Оба помолчали, как бы по безмолвному соглашению. Генриху надо было обдумать все сказанное другом. Агриппа же отлично понимал одно: «Если Генрих не скажет «да» добровольно, прежде чем я открою свои карты, этого «да» он уже не скажет вовсе, время будет упущено». Поэтому голова, видневшаяся над краем кровати, покачивалась и дрожала. И наконец проговорила:
— В беде лучше сразу рискнуть всем!
На этот раз Генрих не узнал стиха, во всяком случае он не подхватил его. Вместо этого он пробормотал:
— Они мне повесили карлицу на шею. Они катались от хохота, когда я с карлицей на загривке мчался по опустевшим коридорам Лувра.
— Этого я не видел, — прошептала голова. — К тому времени я уже успел забраться под кровать. Однако я понимаю, что история с карлицей вам понравилась. Вы желали бы побольше таких историй. Потому-то у вас и нет желания бежать.
— Не забудь эхо! — предостерегающе напомнил Генрих.
И тут мудрая голова заговорила — разве не другим, совсем другим голосом заговорила она? Удивительно знакомый голос, только сначала Генрих не совсем уяснял себе, кому он принадлежат. «Это же мой собственный голос!». Он понял это вдруг совершенно отчетливо. Самого себя, — впервые за всю свою жизнь, — самого себя слышал Генрих говорящим вне собственного тела.
— У меня нет ни малейшего желания ждать в полном бессилии, пока они заколют и меня. Поэтому я решил до конца покориться им, настолько, чтобы все мои протестанты презирали меня и чтобы я уже ни для кого не представлял опасности. Я произнесу отречение. Я пойду к обедне, напишу папе униженное письмо…
— Не делай этого! — ответил Генрих, как бы умоляя самого себя.
— Письмо, полное унизительной покорности, и читать его будет весь мир, — отозвался его собственный голос. Агриппе, этому прирожденному актеру, пришлось, видно, немало поупражняться, чтобы научиться подражать Генриху с таким мастерством.
— Нет! — неосторожно воскликнул Генрих, испугавшись этих слов так, как будто они были сказаны его собственными устами. Однако через немного дней ему предстояло действительно произнести их, больше того: осуществить на деле.
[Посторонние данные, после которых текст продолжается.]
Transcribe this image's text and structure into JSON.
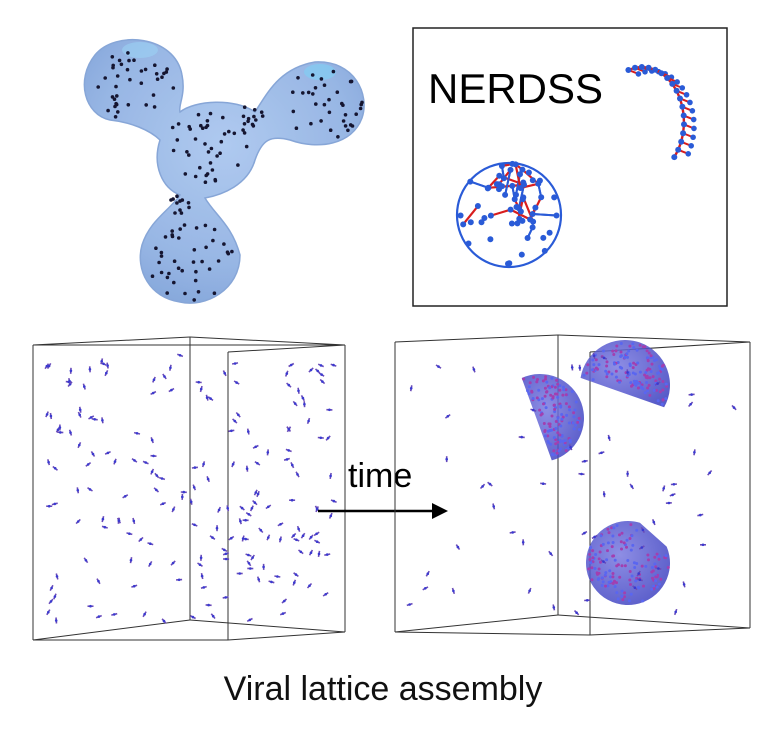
{
  "panels": {
    "rigid_body_model": {},
    "nerdss_box": {
      "label": "NERDSS"
    },
    "simulation_initial": {},
    "simulation_final": {},
    "transition": {
      "label": "time"
    }
  },
  "caption": "Viral lattice assembly",
  "colors": {
    "blob_fill": "#8fb4e6",
    "blob_edge": "#6f97d0",
    "node_blue": "#2a5bd7",
    "bond_red": "#d81e1e",
    "particle_purple": "#6a4bb8",
    "frame": "#222222"
  }
}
— Эхо! — предостерегающе бросила ему голова и тут же продолжала обманным, весьма тревожащим Генриха голосом: — Или лучше сразу рискнуть в беде головой? — Она сказала эти слова по-латыни.
— Но ведь это всего лишь советы стихотворцев! — неодобрительно возразил голос самому себе. — Братец Франциск, чего ты хочешь? Мне бы только остаться в живых.
— Это ты тоже слышал? — спросил настоящий Генрих. — Такому перевертышу я не могу отдаться в руки.
— А вот он отдался мне в руки, — заявил голос-двойник. — И он не единственный, кто хочет бежать вместе со мной и поднять в стране восстание. Он повсюду кричит о том, что даже не знал о Варфоломеевской ночи. Другие молчат, но боятся они ничуть не меньше. Почему это я должен перечислять для эхо всех тех, кто мне предлагал дружбу и поддержку? Только двух я назову, ибо их носители не заслуживают ни малейшей пощады.
— Это… — Генрих торопил, задыхаясь, свой собственный голос.
— Это… — продолжал голос, — господа де Нансей и де Коссен. Они боятся, как бы королева-мать не приказала их убить: ведь тех, кто служил орудием, частенько устраняют. Оба негодяя будут за меня, это только вопрос денег.
— Spem pretio non emo. «He плачу за надежду наличными», — отозвался настоящий Генрих. Однако у подставного уже был готов ответ из классиков: — «Пусть истина простой, бесхитростною будет». — Затем пояснил: — Самый понятный язык для подобных господ — это звон и блеск золотых монет. Я не сидел сложа руки и приготовил кошелек с золотом. Не успеет забрезжить день, как кошелек будет вручен кому следует на мосту у ворот. И тогда они широко распахнутся и выпустят меня. Эти двое сами пойдут со мной, и немало других примкнут к нам. Я стану сильным, и никто не остановит меня.
Настоящий Генрих все же сказал себе: «Я не плачу за надежду наличными». Но понимал он также и другое: слишком многое было уже начато и подготовлено, слишком многие в это посвящены. Потому-то он и сказал «да, я хочу» и сделал все, чтобы ответ его не прозвучал нерешительно или слишком поздно.